The arrays from the math library performs best when using operations that work on an entire axis (think row or column) at a time. Using array-ref and array-set! in a loop will be slower than using array-ref and array-set! from Typed Racket due to contract checking of the array.
But we can reduce the number of times the contract is checked.
A small benchmark reveals that the speed up from untyped Racket is well worth using array-getter or unsafe-array-getter.
array-ref cpu time: 4508 real time: 4531 gc time: 234
unsafe-array-ref cpu time: 3856 real time: 3874 gc time: 186
array-getter cpu time: 2091 real time: 2101 gc time: 85
unsafe-array-ref cpu time: 1355 real time: 1362 gc time: 55
The benchmark for the setter version:
array-set! cpu time: 5978 real time: 6007 gc time: 244
unsafe-array-set! cpu time: 5316 real time: 5341 gc time: 223
array-setter! cpu time: 2296 real time: 2305 gc time: 90
unsafe-array-setter cpu time: 1563 real time: 1570 gc time: 61
The whole benchmark:
#lang racket/base
(require math/array
"array-experiment.rkt")
(define M (mutable-array #[#[0 1] #[2 3]]))
(define M_ (array-getter M))
(define M! (array-setter M))
(define %M_ (unsafe-array-getter M))
(define %M! (unsafe-array-setter M))
(M_ #(0 0))
(M! #(0 0) 42)
(M_ #(0 0))
(define js (vector 0 0))
(time (for ([n (in-range 100000)])
(array-ref M js)))
(time (for ([n (in-range 100000)])
(unsafe-array-ref M js)))
(time (for ([n (in-range 100000)])
(M_ js)))
(time (for ([n (in-range 100000)])
(%M_ js)))
;; cpu time: 4508 real time: 4531 gc time: 234
;; cpu time: 3856 real time: 3874 gc time: 186
;; cpu time: 2091 real time: 2101 gc time: 85
;; cpu time: 1355 real time: 1362 gc time: 55
(time (for ([n (in-range 100000)])
(array-set!

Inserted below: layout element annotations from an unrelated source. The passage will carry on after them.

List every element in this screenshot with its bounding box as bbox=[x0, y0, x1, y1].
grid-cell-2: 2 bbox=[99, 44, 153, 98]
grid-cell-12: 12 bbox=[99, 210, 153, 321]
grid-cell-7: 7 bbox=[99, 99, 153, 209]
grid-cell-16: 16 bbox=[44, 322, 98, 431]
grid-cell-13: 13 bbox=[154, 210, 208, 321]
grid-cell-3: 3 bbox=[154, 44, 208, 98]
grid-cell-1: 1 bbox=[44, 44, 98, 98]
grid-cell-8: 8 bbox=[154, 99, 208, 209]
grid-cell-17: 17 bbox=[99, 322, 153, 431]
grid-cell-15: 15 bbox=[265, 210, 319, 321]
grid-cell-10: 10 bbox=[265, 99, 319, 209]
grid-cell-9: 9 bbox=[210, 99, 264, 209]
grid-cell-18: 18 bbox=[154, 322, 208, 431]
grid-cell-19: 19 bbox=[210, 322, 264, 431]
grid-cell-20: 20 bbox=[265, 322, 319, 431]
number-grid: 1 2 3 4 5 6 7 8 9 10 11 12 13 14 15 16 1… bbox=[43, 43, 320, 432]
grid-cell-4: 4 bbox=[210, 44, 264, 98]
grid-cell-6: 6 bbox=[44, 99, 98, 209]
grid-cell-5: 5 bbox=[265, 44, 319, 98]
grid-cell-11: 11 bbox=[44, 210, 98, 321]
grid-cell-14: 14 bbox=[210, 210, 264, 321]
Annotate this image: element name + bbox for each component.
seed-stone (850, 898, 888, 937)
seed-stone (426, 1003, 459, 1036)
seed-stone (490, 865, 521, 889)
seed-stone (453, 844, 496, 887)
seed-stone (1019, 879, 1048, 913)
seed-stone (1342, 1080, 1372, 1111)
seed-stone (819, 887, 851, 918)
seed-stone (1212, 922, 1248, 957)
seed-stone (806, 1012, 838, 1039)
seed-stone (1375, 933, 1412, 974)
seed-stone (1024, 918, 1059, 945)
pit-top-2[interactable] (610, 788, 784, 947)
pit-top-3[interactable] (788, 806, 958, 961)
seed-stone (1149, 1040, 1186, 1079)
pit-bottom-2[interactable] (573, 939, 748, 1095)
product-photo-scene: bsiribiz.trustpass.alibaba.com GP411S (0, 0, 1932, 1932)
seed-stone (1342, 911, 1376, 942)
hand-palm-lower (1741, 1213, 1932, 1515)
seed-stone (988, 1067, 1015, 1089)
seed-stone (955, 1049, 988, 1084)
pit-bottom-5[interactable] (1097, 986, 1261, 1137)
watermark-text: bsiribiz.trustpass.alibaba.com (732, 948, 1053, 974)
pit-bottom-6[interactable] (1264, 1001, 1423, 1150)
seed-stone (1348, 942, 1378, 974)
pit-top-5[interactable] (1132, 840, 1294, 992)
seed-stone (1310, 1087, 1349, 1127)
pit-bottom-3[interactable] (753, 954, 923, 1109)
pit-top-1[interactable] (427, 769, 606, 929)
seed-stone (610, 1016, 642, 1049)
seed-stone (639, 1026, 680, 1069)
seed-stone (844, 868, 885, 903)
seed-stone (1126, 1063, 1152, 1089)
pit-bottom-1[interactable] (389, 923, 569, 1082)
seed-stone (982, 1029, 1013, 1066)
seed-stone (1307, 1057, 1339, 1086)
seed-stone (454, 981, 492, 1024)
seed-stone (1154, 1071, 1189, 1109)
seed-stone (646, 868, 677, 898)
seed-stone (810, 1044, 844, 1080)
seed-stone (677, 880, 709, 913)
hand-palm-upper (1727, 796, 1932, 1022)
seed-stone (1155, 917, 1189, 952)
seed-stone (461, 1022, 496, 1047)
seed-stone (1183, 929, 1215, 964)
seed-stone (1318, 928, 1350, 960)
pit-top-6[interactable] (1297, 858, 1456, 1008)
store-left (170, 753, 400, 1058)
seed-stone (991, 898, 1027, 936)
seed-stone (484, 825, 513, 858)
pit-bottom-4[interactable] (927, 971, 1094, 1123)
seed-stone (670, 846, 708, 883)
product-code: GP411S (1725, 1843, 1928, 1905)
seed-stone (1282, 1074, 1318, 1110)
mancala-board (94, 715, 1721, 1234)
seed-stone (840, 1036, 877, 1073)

M js 42)))
(time (for ([n (in-range 100000)])
(unsafe-array-set! M js 42)))
(time (for ([n (in-range 100000)])
(M! js 42)))
(time (for ([n (in-range 100000)])
(%M! js 42)))
;; cpu time: 5978 real time: 6007 gc time: 244
;; cpu time: 5316 real time: 5341 gc time: 223
;; cpu time: 2296 real time: 2305 gc time: 90
;; cpu time: 1563 real time: 1570 gc time: 61
You're imagining a different kind of implementation for checking than what actually happens. Checking the array ends up with wrappers, and there's a wrapper on the result of your array-getter function as well. It's the wrappers that really cost here, and you can't get to a reasonable speed without eliminating them somehow.
Just a quick thought - is it gonna be just fixnums? Because if that is true, than I suggest developing the algorithm using Typed Racket and then just manually translate it to fxvectors using racket/unsafe/ops. Same applies for flonums. But definitely you have to handle multi-dimensionality yourself as those are one-dimensional by definition.
Or maybe unsafe-provide[1] is what you are looking for? It provides given provide spec without installing any contracts - so plain Racket code can use it without checking.
Have a form bless used as (bless value A). It creates an instance of a bless structure that contains the blessed value and some kind of "certificate" that identifies the type A.
It will have the type (Bless A).
When a contract is made for a function with the type (-> (Bless A) Any) it will use the "certificate" and if it matches A the contract checker just accepts the value without further checks.
This approach stops accidently passing a value of a wrong type to typed code. But it's still unsafe, since on the untyped side the value could be extracted and mutated.
Sorry for resurrecting this ancient thread. With the release of shallow typed racket, I'd be interested to know if it could help with performance when using the math lib from untyped racket.
Perhaps I'm misunderstanding what shallow typed racket really is, but couldn't it avoid the checking of deeply nested contracts? In that case, would providing a shallow typed racket wrapper for the math lib be enough? I think it's such a shame that such a beautiful math library is limited by those existing performance issues!